In the opt-in culture of Web3, it will be critical to understand what motivates people to give their data away. Data scraping and cookies will give way to community building.
Passive, one-way advertising to generic demographic groups is ending. Brands will rely on fans to be brand advocates. Web3’s nascency gives brands an unprecedented opportunity to create a more collaborative marketing content infrastructure. So what do brands need to do now?
Brands have been leveraging influencers’ audiences to get more eyeballs on their content, without developing their own relationship. As we move away from the Web 2.0 model, cultivating fans through content will require influencers to evolve into a brand’s creator partners. So, it won’t be just product placement or sponsorship, but more of an organic relationship that will expand the brand community.
Brands have to recognize creators aren’t outlets for their messages; they’re partners in connecting with a fan community. Platforms like TikTok and Twitch are building brand studios to connect directly with brands, often outside of the agency framework. This opens the door for smaller, nimble creative agencies to contribute their expertise without the formalized structures inherent in Web 2.0 culture.
Tap Expertise from Outside Your Comfort Zone
Gen Z may not be the decision-makers yet, but they have expertise most brands and agencies don’t. This doesn’t mean brands should blindly chase trends or ignore ideas from anyone over 25. But brands need to listen to their audience and create authentic content inspired by them and the places they gather.
Jack in the Box tracked what’s happening on Twitch and in Discord channels and used this information to launch a fun campaign with Mark Hamill, surprising fans at the drive-through. The response was huge, spawning tie-ins such as a comic book.
Agencies and brands have to give partners the latitude to disagree with tried-and-true ways. For example, most agencies don’t yet have the internal capacity to build in the metaverse, and will need technology partners who might be outside of their comfort zone.

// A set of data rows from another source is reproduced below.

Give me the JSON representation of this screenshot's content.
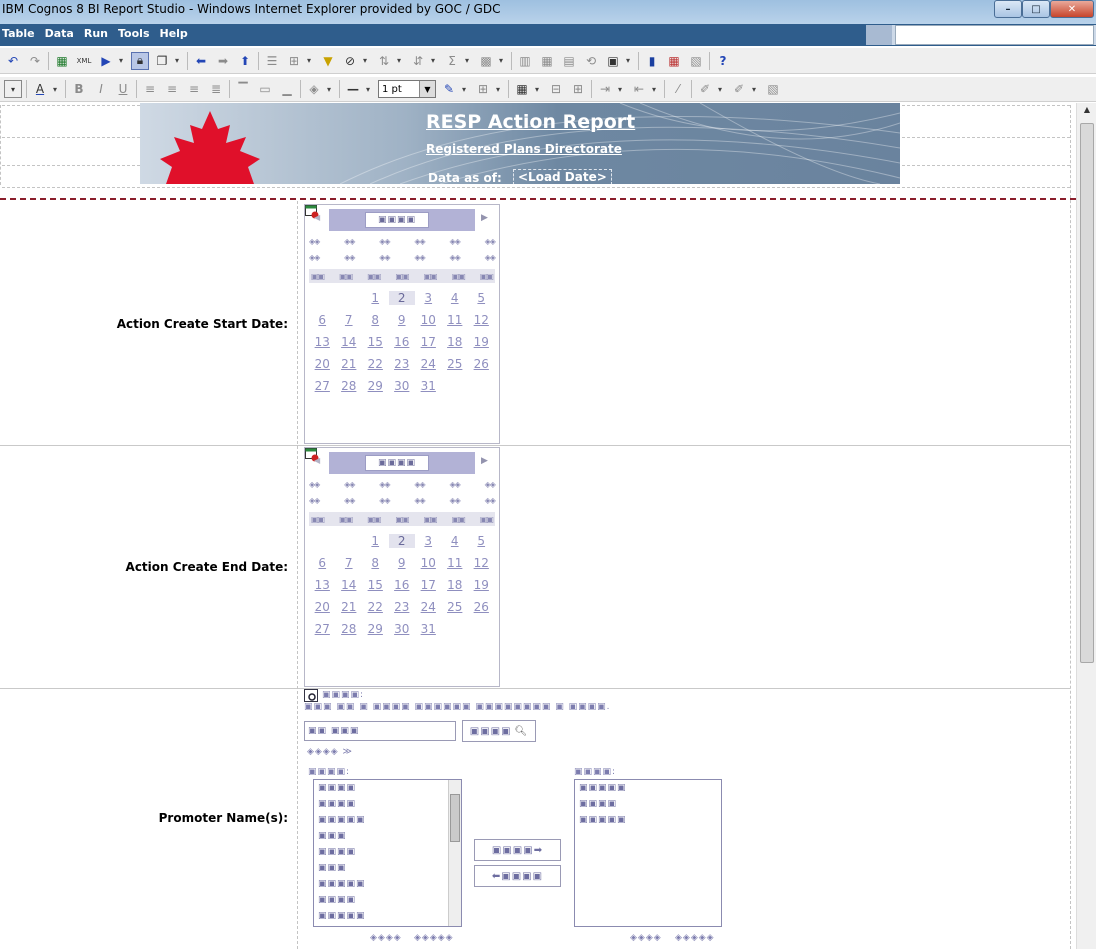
{
  "window": {
    "title": "IBM Cognos 8 BI Report Studio - Windows Internet Explorer provided by GOC / GDC",
    "minimize_glyph": "–",
    "maximize_glyph": "□",
    "close_glyph": "✕"
  },
  "menu": {
    "items": [
      "Table",
      "Data",
      "Run",
      "Tools",
      "Help"
    ]
  },
  "toolbar1": {
    "icons": [
      "undo-icon",
      "redo-icon",
      "excel-icon",
      "xml-icon",
      "run-icon",
      "lock-icon",
      "copy-icon",
      "back-icon",
      "forward-icon",
      "up-icon",
      "list-icon",
      "tree-icon",
      "filter-icon",
      "suppress-icon",
      "sort-asc-icon",
      "sort-desc-icon",
      "sum-icon",
      "calc-icon",
      "group-icon",
      "columns-icon",
      "crosstab-icon",
      "pivot-icon",
      "layout-icon",
      "chart-icon",
      "insert-icon",
      "query-icon",
      "help-icon"
    ]
  },
  "toolbar2": {
    "font_size": "1 pt",
    "icons": [
      "font-color-icon",
      "bold-icon",
      "italic-icon",
      "underline-icon",
      "align-left-icon",
      "align-center-icon",
      "align-right-icon",
      "justify-icon",
      "cell-top-icon",
      "cell-middle-icon",
      "cell-bottom-icon",
      "fill-icon",
      "line-icon",
      "pen-icon",
      "border-icon",
      "table-icon",
      "merge-icon",
      "split-icon",
      "indent-icon",
      "outdent-icon",
      "wand-icon",
      "pick-icon",
      "style-icon",
      "format-icon"
    ],
    "bold": "B",
    "italic": "I",
    "underline": "U",
    "font_color_letter": "A"
  },
  "banner": {
    "title": "RESP Action Report",
    "subtitle": "Registered Plans Directorate",
    "data_as_of": "Data as of:",
    "load_date": "<Load Date>"
  },
  "start_date": {
    "label": "Action Create Start Date:",
    "month_placeholder": "▣▣▣▣",
    "dow": [
      "▣▣",
      "▣▣",
      "▣▣",
      "▣▣",
      "▣▣",
      "▣▣",
      "▣▣"
    ],
    "weeks": [
      [
        "",
        "",
        "1",
        "2",
        "3",
        "4",
        "5"
      ],
      [
        "6",
        "7",
        "8",
        "9",
        "10",
        "11",
        "12"
      ],
      [
        "13",
        "14",
        "15",
        "16",
        "17",
        "18",
        "19"
      ],
      [
        "20",
        "21",
        "22",
        "23",
        "24",
        "25",
        "26"
      ],
      [
        "27",
        "28",
        "29",
        "30",
        "31",
        "",
        ""
      ]
    ],
    "selected_day": "2"
  },
  "end_date": {
    "label": "Action Create End Date:",
    "month_placeholder": "▣▣▣▣",
    "weeks": [
      [
        "",
        "",
        "1",
        "2",
        "3",
        "4",
        "5"
      ],
      [
        "6",
        "7",
        "8",
        "9",
        "10",
        "11",
        "12"
      ],
      [
        "13",
        "14",
        "15",
        "16",
        "17",
        "18",
        "19"
      ],
      [
        "20",
        "21",
        "22",
        "23",
        "24",
        "25",
        "26"
      ],
      [
        "27",
        "28",
        "29",
        "30",
        "31",
        "",
        ""
      ]
    ],
    "selected_day": "2"
  },
  "promoter": {
    "label": "Promoter Name(s):",
    "keywords_label": "▣▣▣▣:",
    "instructions": "▣▣▣ ▣▣ ▣ ▣▣▣▣ ▣▣▣▣▣▣ ▣▣▣▣▣▣▣▣ ▣ ▣▣▣▣.",
    "search_value": "▣▣ ▣▣▣",
    "search_button": "▣▣▣▣",
    "options_link": "◈◈◈◈ ≫",
    "results_label": "▣▣▣▣:",
    "results": [
      "▣▣▣▣",
      "▣▣▣▣",
      "▣▣▣▣▣",
      "▣▣▣",
      "▣▣▣▣",
      "▣▣▣",
      "▣▣▣▣▣",
      "▣▣▣▣",
      "▣▣▣▣▣"
    ],
    "choices_label": "▣▣▣▣:",
    "choices": [
      "▣▣▣▣▣",
      "▣▣▣▣",
      "▣▣▣▣▣"
    ],
    "insert_button": "▣▣▣▣➡",
    "remove_button": "⬅▣▣▣▣",
    "select_all_left": "◈◈◈◈",
    "deselect_all_left": "◈◈◈◈◈",
    "select_all_right": "◈◈◈◈",
    "deselect_all_right": "◈◈◈◈◈"
  }
}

When fans feel connected to your brand, they expect that connection to be deeper than giving away their valuable personal data. Younger generations in particular won’t support brands that don’t align with their values. Your company’s “opting out” of communicating your values publicly isn’t an option if you want to reach these cohorts.
For example, it isn’t enough for a brand to do a few supportive Pride Month posts. Gen Z expects brands to back it up with action, such as Converse’s Pride collection, with some proceeds supporting organizations like the It Gets Better Project. Content partners are also expected to have an authentic commitment to a cause and not be a hired mouthpiece.
Brands take note: It’s not enough to follow trends. The next stage of the web requires lasting and fruitful connections. You don’t want to identify your “target audience” anymore -- it’s time to create fans.